Silk Road on the Sea - China's Maritime Silk Road
As early as the Tang (CE 618-907) Dynasty, there was a maritime Chinese trade route (not generally considered a Silk Road trade route, however) that originated at the mouth of the Hong ("Red") River in present-day Vietnam, near the present-day city of Hanoi. The route proceeded around the Indo-Chinese peninsula beyond the Thai-Malay Peninsula and then northwestward through the Malacca Straits to Ceylon and India, and eventually on across the Arabian Sea (the present-day Indian Ocean) to the Arabian Peninsula, where one route followed the eastern contours of the Arabian Peninsula up the Persian Gulf to the city of Al Basrah (present-day Basra in Iraq), while another route skirted around the Arabian Peninsula and continued up the Red Sea.
Maritime Silk Road Route
One of these Red Sea routes ended at the terminus city of Suez, where the goods were carried over land to Cairo, then were sailed down the Nile to the city of Alexandria and on across the Mediterranean Sea to the Sicilian Peninsula, from whence they were traded thoughout Europe. An alternate route ended near the ancient Nabataean city of Petra (think: Indiana Jones and the Last Crusade), from whence the goods were transported to Nabbatea's port cities along the Meditteranean and then onward to Sicily. Much of the Middle East at this time was still under the rule of Rome, though, with the advent of Islam under the prophet Muhammad (CE 632-732), whole swaths of the Middle East, including Syria, Mesopotamia and Arabia, were wrested from Roman control.
The traders who actually transported the "Oriental" goods across the Mediterranean during this period may well themselves have been descendants of the ancient Phoenicians, who had plied their trade across the Mediterranean from BCE 1500 to BCE 300, when the Phoenicians were eventually conquered by Rome. Phoenicia comprised roughly the strip of land on which present-day Israel sits, plus parts of ancient Syria and present-day Lebanon.
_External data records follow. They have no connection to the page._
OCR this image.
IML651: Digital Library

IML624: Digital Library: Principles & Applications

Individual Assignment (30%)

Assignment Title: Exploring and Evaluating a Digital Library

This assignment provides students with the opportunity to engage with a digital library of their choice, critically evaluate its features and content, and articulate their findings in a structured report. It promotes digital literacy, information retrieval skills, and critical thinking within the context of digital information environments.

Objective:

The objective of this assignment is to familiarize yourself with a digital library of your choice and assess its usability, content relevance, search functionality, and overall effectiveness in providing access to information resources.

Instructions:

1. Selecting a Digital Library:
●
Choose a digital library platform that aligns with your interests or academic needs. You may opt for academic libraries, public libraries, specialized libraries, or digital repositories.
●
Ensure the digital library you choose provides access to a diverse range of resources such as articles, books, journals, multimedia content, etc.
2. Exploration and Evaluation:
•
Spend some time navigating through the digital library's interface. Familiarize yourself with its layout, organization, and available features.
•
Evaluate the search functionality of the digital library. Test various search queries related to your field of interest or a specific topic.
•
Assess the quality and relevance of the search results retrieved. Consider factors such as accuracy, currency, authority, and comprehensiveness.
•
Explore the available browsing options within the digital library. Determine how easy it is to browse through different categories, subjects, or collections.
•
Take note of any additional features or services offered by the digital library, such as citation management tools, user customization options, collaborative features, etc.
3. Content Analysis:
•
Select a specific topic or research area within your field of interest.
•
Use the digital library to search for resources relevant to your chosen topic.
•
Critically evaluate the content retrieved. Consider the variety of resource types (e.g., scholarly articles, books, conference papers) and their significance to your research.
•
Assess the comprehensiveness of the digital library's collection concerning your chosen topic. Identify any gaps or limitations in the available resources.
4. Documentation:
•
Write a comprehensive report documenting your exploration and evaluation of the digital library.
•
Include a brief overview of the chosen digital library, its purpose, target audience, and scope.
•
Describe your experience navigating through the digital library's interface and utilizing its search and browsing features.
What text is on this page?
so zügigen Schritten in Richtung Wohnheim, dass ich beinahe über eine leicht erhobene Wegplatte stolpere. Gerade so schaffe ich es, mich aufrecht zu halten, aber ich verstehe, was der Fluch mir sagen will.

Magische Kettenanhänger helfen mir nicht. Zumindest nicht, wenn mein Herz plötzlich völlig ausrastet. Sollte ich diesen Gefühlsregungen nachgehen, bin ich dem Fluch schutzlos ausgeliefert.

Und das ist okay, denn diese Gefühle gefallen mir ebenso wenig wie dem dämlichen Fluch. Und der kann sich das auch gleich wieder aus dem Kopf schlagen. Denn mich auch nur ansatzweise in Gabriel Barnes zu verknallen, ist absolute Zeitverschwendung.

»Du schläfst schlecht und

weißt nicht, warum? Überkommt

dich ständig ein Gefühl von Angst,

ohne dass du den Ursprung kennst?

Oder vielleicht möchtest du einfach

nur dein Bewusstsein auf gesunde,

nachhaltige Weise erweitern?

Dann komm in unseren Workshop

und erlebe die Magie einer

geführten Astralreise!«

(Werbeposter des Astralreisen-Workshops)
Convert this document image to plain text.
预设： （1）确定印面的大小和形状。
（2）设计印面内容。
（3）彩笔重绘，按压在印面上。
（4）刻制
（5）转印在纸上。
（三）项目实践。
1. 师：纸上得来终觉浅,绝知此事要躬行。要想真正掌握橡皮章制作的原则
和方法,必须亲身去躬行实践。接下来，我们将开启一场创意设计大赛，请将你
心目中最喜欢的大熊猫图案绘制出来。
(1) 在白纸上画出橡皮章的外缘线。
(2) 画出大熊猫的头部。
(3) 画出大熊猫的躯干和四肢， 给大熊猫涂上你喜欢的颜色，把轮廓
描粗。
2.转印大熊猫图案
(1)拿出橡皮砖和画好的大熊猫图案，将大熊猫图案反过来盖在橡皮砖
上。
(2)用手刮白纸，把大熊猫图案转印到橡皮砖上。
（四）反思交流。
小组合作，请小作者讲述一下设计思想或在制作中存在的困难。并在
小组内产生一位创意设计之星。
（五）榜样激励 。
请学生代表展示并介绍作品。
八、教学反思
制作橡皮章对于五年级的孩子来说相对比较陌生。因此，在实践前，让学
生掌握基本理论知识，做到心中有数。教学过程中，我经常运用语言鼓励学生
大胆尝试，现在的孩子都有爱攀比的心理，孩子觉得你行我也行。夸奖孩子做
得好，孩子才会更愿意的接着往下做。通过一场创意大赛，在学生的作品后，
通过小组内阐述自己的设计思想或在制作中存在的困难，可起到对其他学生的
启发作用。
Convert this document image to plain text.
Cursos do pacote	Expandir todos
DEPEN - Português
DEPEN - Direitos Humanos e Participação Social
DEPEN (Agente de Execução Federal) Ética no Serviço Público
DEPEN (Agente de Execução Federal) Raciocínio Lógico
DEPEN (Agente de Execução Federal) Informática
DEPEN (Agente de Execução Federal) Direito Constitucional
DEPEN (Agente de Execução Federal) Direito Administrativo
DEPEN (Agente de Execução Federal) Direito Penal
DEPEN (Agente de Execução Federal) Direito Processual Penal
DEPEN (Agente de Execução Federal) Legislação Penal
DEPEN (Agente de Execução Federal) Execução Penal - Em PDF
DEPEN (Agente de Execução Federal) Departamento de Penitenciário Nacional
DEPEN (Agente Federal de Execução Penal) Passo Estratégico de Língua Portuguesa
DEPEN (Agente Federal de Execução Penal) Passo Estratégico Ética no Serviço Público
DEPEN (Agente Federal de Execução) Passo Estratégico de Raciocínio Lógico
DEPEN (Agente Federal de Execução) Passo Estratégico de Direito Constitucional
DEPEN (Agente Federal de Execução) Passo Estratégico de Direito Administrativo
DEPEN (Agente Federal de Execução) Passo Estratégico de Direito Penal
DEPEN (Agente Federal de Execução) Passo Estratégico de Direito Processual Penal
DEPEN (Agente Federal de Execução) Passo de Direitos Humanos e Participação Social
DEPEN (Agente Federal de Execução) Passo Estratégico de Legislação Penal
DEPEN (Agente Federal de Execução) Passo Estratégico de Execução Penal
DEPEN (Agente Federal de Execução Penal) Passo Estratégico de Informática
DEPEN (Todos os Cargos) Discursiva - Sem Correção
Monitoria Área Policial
Nabataea lay south of this, in what is present-day Lebanon
Of course, the Egyptians and the Nabataeans were themselves major consumers of Silk Road goods, and during the later period of the Silk Road trade (it still exists in a modern sense, of course), much of the silk exported from China was in the form of raw silk that was shipped to the Middle East to be processed into more exquisitely refined garments in keeping with the increasing demand for more delicate and more beautiful garments as a result of the saturation of the market - as today's economists would put it - with more common silk garments (think: silk damask, whose etymology derives from the name Damascus).
By the middle of the 15th century, barely a century after the decline of the overland Silk Road route, most of the volume of the maritime Silk Road trade had ceased as well. A limited maritime Silk Road trade in the most exquisite items of the Ming and Qing Dynasties continued. Especially items such as porcelain and lacquered furniture were popular at the courts of the kings and queens of Europe, and in the homes of the rising bourgeois classes.